Most of the risks associated with anesthesia are minor and temporary— for instance, nausea, vomiting, chills, confusion, or a sore throat. In rare cases, however, catastrophic anesthesia errors can happen when medical professionals fail to monitor patients closely. The brain needs constant blood flow for oxygen to keep cells alive. The anesthesiologist is responsible for monitoring a patient’s brain and ensuring it receives the oxygen it needs during surgery. When blood flow is interrupted, the cells can be starved of oxygen which can quickly cause a stroke, traumatic brain injury, or death.
Brain damage can occur when:
Blood flow can slow during anesthesia, leaving the brain without enough oxygen. Even seconds of low or no oxygen can cause irreparable damage and loss of important brain functions.

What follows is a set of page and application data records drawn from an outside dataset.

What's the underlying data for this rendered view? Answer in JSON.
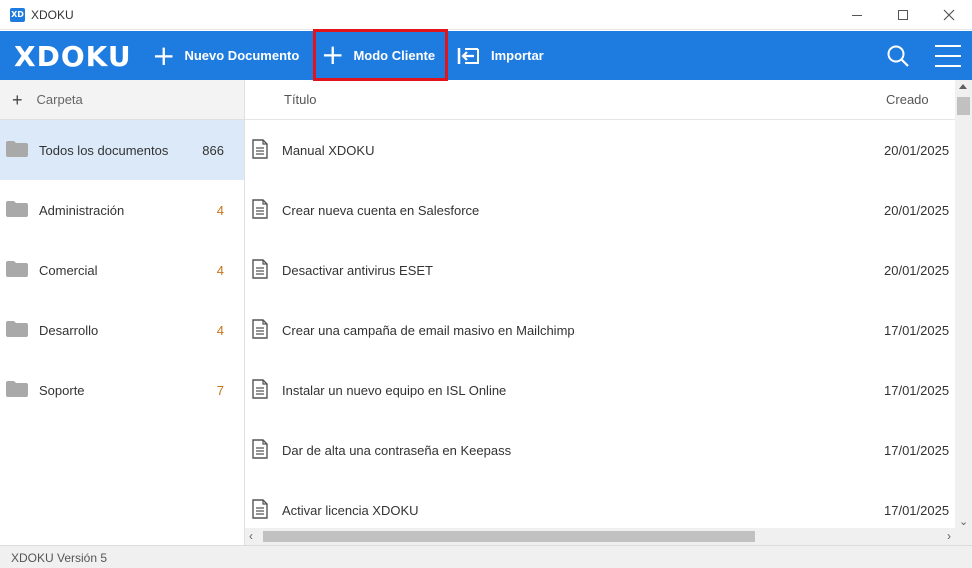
{
  "window": {
    "title": "XDOKU",
    "app_icon_text": "XD"
  },
  "topbar": {
    "logo": "XDOKU",
    "new_document": "Nuevo Documento",
    "client_mode": "Modo Cliente",
    "import": "Importar"
  },
  "sidebar": {
    "header": "Carpeta",
    "folders": [
      {
        "label": "Todos los documentos",
        "count": "866",
        "active": true
      },
      {
        "label": "Administración",
        "count": "4"
      },
      {
        "label": "Comercial",
        "count": "4"
      },
      {
        "label": "Desarrollo",
        "count": "4"
      },
      {
        "label": "Soporte",
        "count": "7"
      }
    ]
  },
  "list": {
    "col_title": "Título",
    "col_created": "Creado",
    "rows": [
      {
        "title": "Manual XDOKU",
        "date": "20/01/2025"
      },
      {
        "title": "Crear nueva cuenta en Salesforce",
        "date": "20/01/2025"
      },
      {
        "title": "Desactivar antivirus ESET",
        "date": "20/01/2025"
      },
      {
        "title": "Crear una campaña de email masivo en Mailchimp",
        "date": "17/01/2025"
      },
      {
        "title": "Instalar un nuevo equipo en ISL Online",
        "date": "17/01/2025"
      },
      {
        "title": "Dar de alta una contraseña en Keepass",
        "date": "17/01/2025"
      },
      {
        "title": "Activar licencia XDOKU",
        "date": "17/01/2025"
      }
    ]
  },
  "status": {
    "version": "XDOKU Versión 5"
  },
  "colors": {
    "accent": "#1e7be0",
    "highlight_border": "#e0141a",
    "active_row": "#dbe9f8"
  }
}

Complications, such as allergic reactions or dangerous drug interactions, can occur if the wrong type of anesthesia is used. This can happen when a patient’s file is ignored or not checked for drug allergies or current medications.
When a patient aspirates (vomits) during surgery, the contents can enter the respiratory system. If the anesthesiologist is not properly monitoring the situation, it can cause low oxygen levels resulting in brain damage.

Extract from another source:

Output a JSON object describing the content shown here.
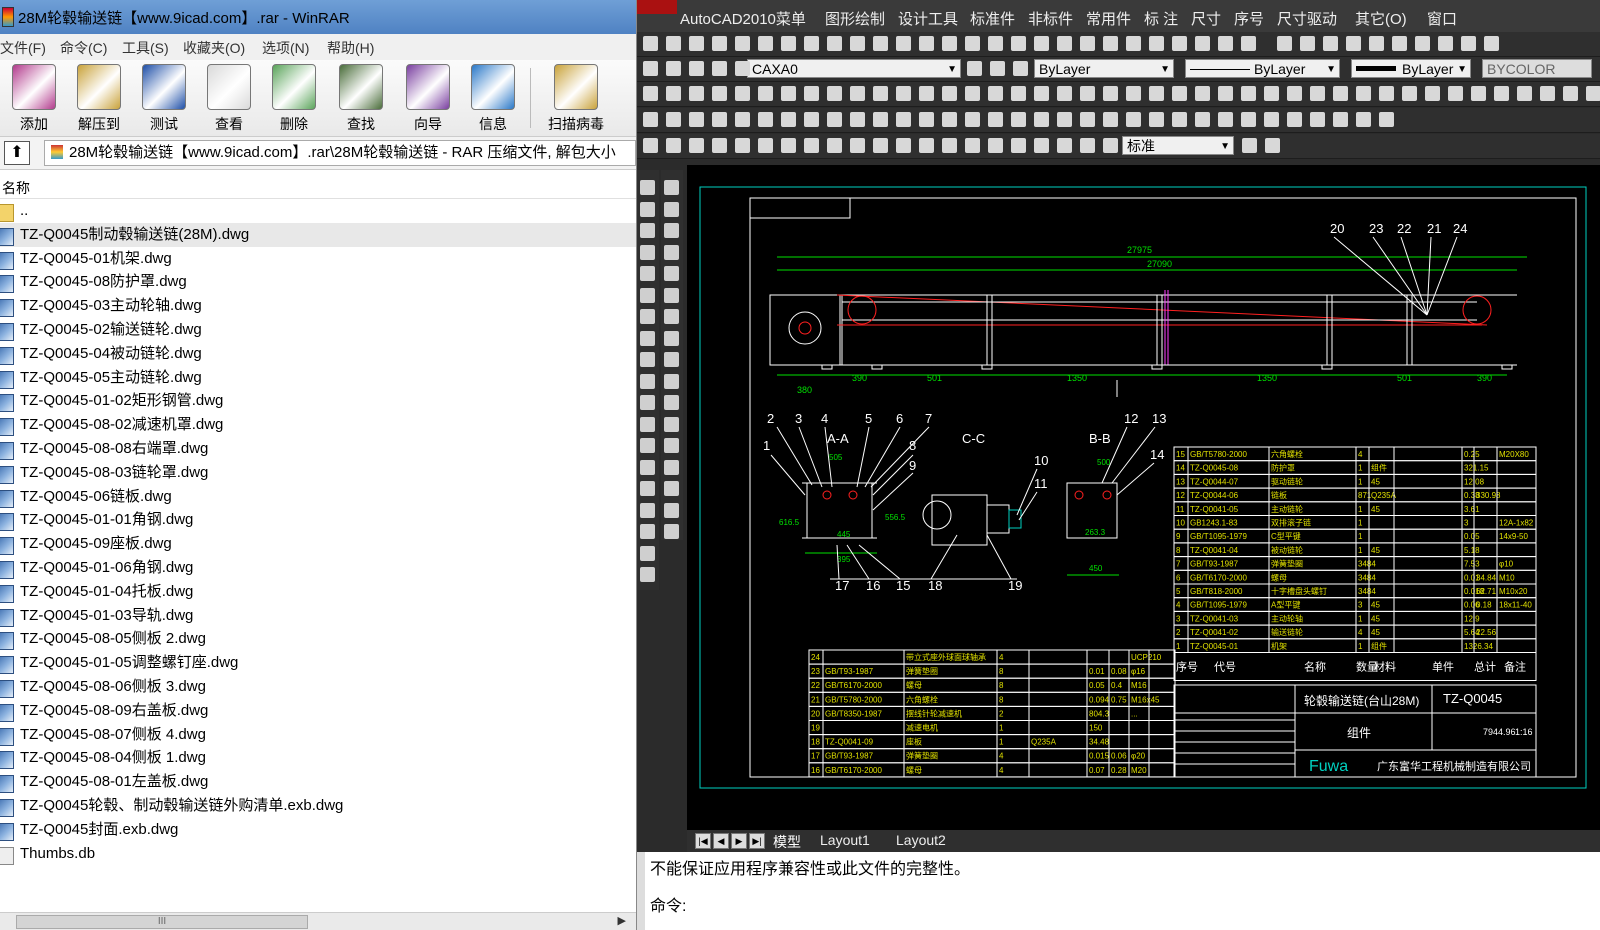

For some surgeries, patients require intubation (a breathing tube) because the anesthesia drug they need paralyzes the muscles. Breathing tubes must be placed with great care, or the brain can be deprived of oxygen.
Patients can stop breathing hours after surgery when given too much of an anesthesia drug. Therefore, close monitoring is critical.
When you or a loved one suffers brain damage as a result of an anesthesiologist’s preventable mistake, you have the right to take legal action. With the help of a Las Vegas brain injury lawyer, victims can recover compensation for the following:
Current and future bills for any medical care needed after the incident occured, including hospitalization, surgical procedures, physical and occupational therapy, prescription medications, medical equipment, in-home care, etc.
A severe brain injury may force you into a different line of work or make you unable to work again. However, compensation can be recovered for both past and future loss of income, as well as diminished earning capacity. This is for the difference in income that can be made now compared to before the brain damage.
Compensation for the physical pain and emotional distress the anesthesiologist’s error has caused you. Emotional distress can refer to mental anguish, depression, anxiety, insomnia, PTSD, and any other resulting psychological effects.
Brain damage can be permanently debilitating, and you may be unable to enjoy the same quality of life as before the injury.
The court may also award punitive damages as punishment if the anesthesiologist’s behavior was egregious or extremely reckless.